Corozal is a small town in Belize near the Mexican border. While I was there it was named in a ‘Top Eight Locations to Retire’ online list, much to the despair of the existing ex-pats in Corozal who would much prefer Corozal’s reputation remained under the radar.
I stayed at a small hotel run by one such ex-pat, a Welshman named Gwyn who used to be tour manager for The Who. Along with running a hotel he now teaches alternative energies, ruminates on life and thinks of ways to more effectively hurricane-proof his establishment.
Gwyn’s small and aptly named Sea Breeze hotel sits on the edge of the bay and gets the sea breeze. The upstairs balcony and bar is as nice a place as any in Corozal to take relief from the heat and humidity and enjoy an ice-cold monopoly brand Belikin beer.
And so I spent a couple of days in Corozal.
By night, I hung out in the bar with Gwyn and a variety of boomer ex-pats including an ex-Navy American with a recently acquired head injury, a Kiwi with an Australian twang and silvery whiskers, and Layla the dog, who had a penchant for my long skirt as her breakfast, lunch and dinner.
Other hotel guests included a young American couple who were working out how to move to Corozal to escape the Rat Race of Florida, and an energetic blonde Belgian woman, Karin, with whom I had crossed the Mexican border and now shared a room.
Gwyn recounted requisite rock and roll stories, including pre-show arrests and imprisonments in Swedish jails, the freedom from which could only be negotiated by the tour manager for ABBA who rode in on his white stallion (Lear Jet) to save the day; plane groundings due to on-board flaming Sambuca incidents; the origin stories of famous songs (Roxanne by Sting); and accidentally offending Princess Catherine of Monacco while crewing an Eric Clapton gig.
The humidity was clamming, the beer was streaming and the hits of the sixties and seventies were playing. The air was thick with the dirty scent of the notoriously terrible duopoly brand cigarettes of Belize. “They taste like the ground”, Karin informed me.
The following day, Gwyn took the rare measure of shutting up shop, directed me to his ageing Mercedes and took me for a meal at the local Chinese restaurant (the only food one can get of a Sunday in Corozal). We ate Chinese food and drank Belikins and talked about the politics of the United States and Central America.
A common thread from nearly all US ex-pats I listened to in Corozal is the feeling that the United States is on the decline and the sooner away from it the better. There was some speculation about the portent of a recently passed US Act that means that from 2013 it will become much more difficult to take money off-shore from the US.
The largest US Embassy in Central America is located in Belize, a nation of only 350,000 people.
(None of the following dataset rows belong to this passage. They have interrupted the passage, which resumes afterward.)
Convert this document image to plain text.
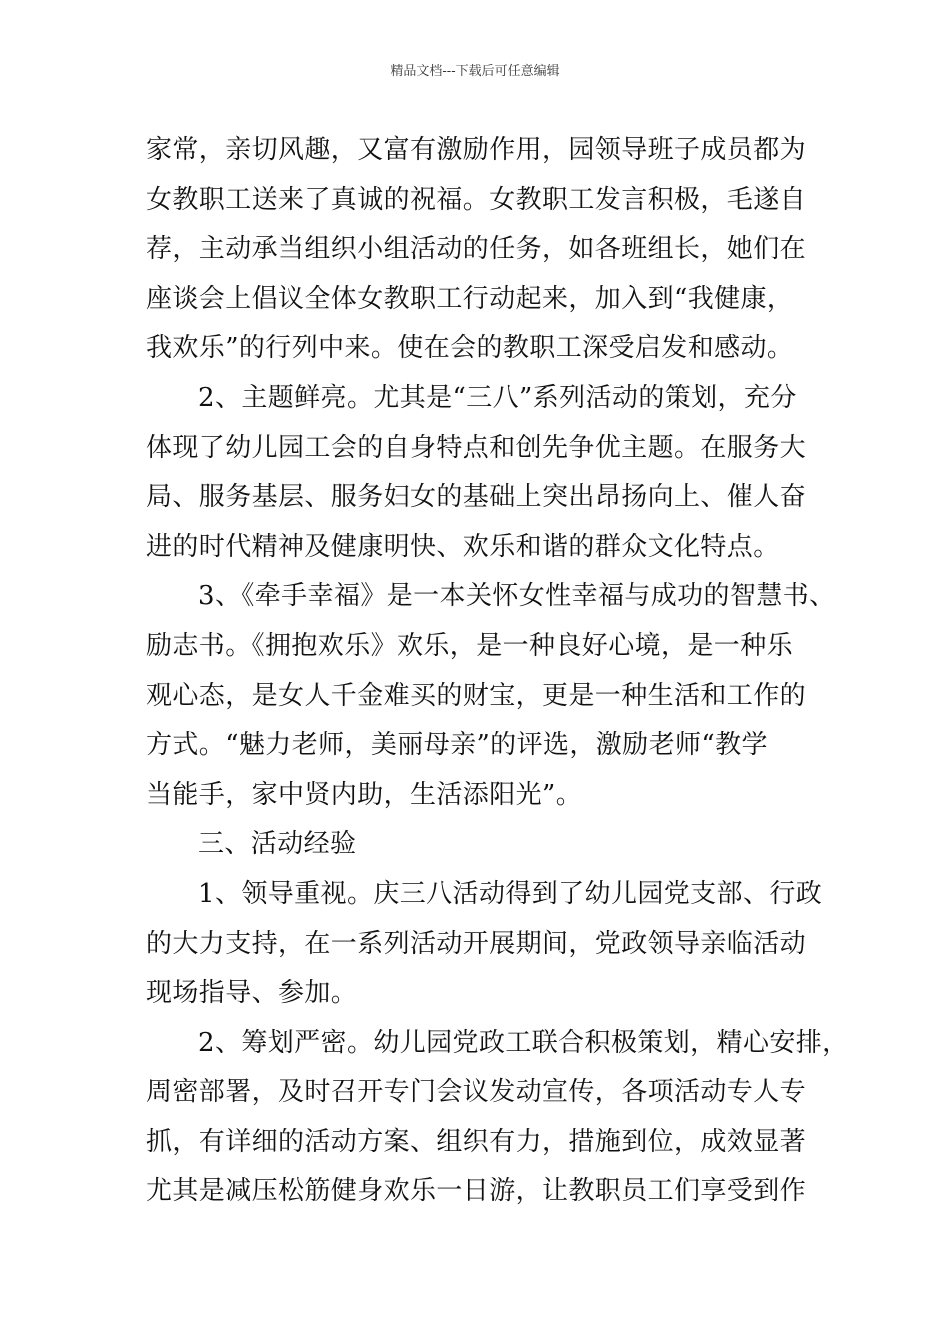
精品文档---下载后可任意编辑
家常，亲切风趣，又富有激励作用，园领导班子成员都为
女教职工送来了真诚的祝福。女教职工发言积极，毛遂自
荐，主动承当组织小组活动的任务，如各班组长，她们在
座谈会上倡议全体女教职工行动起来，加入到“我健康，
我欢乐”的行列中来。使在会的教职工深受启发和感动。
2、主题鲜亮。尤其是“三八”系列活动的策划，充分
体现了幼儿园工会的自身特点和创先争优主题。在服务大
局、服务基层、服务妇女的基础上突出昂扬向上、催人奋
进的时代精神及健康明快、欢乐和谐的群众文化特点。
3、《牵手幸福》是一本关怀女性幸福与成功的智慧书、
励志书。《拥抱欢乐》欢乐，是一种良好心境，是一种乐
观心态，是女人千金难买的财宝，更是一种生活和工作的
方式。“魅力老师，美丽母亲”的评选，激励老师“教学
当能手，家中贤内助，生活添阳光”。
三、活动经验
1、领导重视。庆三八活动得到了幼儿园党支部、行政
的大力支持，在一系列活动开展期间，党政领导亲临活动
现场指导、参加。
2、筹划严密。幼儿园党政工联合积极策划，精心安排，
周密部署，及时召开专门会议发动宣传，各项活动专人专
抓，有详细的活动方案、组织有力，措施到位，成效显著
尤其是减压松筋健身欢乐一日游，让教职员工们享受到作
The US has a long and chequered history in Central America: the Monroe Doctrine, banana republics, covert CIA operations. For the past ten years, Afghanistan and Iraq have been holding the gaze of the generals. If and when the war machine pump needs priming again, Central America is an old favourite, a fact that is known all-too well by Central Americans.
From the Chinese food feast, we alighted the Mercedes and I was taken on a small tour of Corozal. We drove down Gringo Row, stopping for a small turtle that was crossing the road and a Bianco Cuba Libre (white rum and sprite) at friends of Gwyn’s. Talk over our drinks focussed on the various merits of different hurricane proofing technologies on the veracity of one’s abode in the event of the Big One. It was just like being back in Christchurch. As we were talking a storm swept in across the bay so we downed our drinks and ran for the car, just making it in time to avoid the rain coming in through the open windows which, coincidentally, are not hurricane proofed.
We took shelter from the storm at the bar of the ‘’flashest resort in Corozal’, drinking Belikins under the sturdy palapa and talking to two American guys in their 60s who had just crossed the border. They were a little jumpy and some of their answers to simple questions seemed less than direct or honest. I felt like I was in the Wild West.
We returned to the hotel for another few drinks. We were joined for a time by a very strange East German, known affectionately or otherwise as ‘Herman the German’, his Belizean wife and their Polish friend who ‘liked guns’ and had one with him that he took joy in showing to all. The Herman contingent left and it suddenly felt very late. I retired to my fan cooled room and imbibed as much water as possible to balance out the day’s beers.
The next day I awoke before 6am to be greeted by a perfectly clear and still day. I was deposited by Gwyn and his old Mercedes at the Corozal wharf, after first allowing Layla one final chew on my skirt. I jumped a boat for the Cayes, Ambergris and onto Caulker, little aware I was about to face some of the most truly wetting rain I have hereunto known. But that is for another post.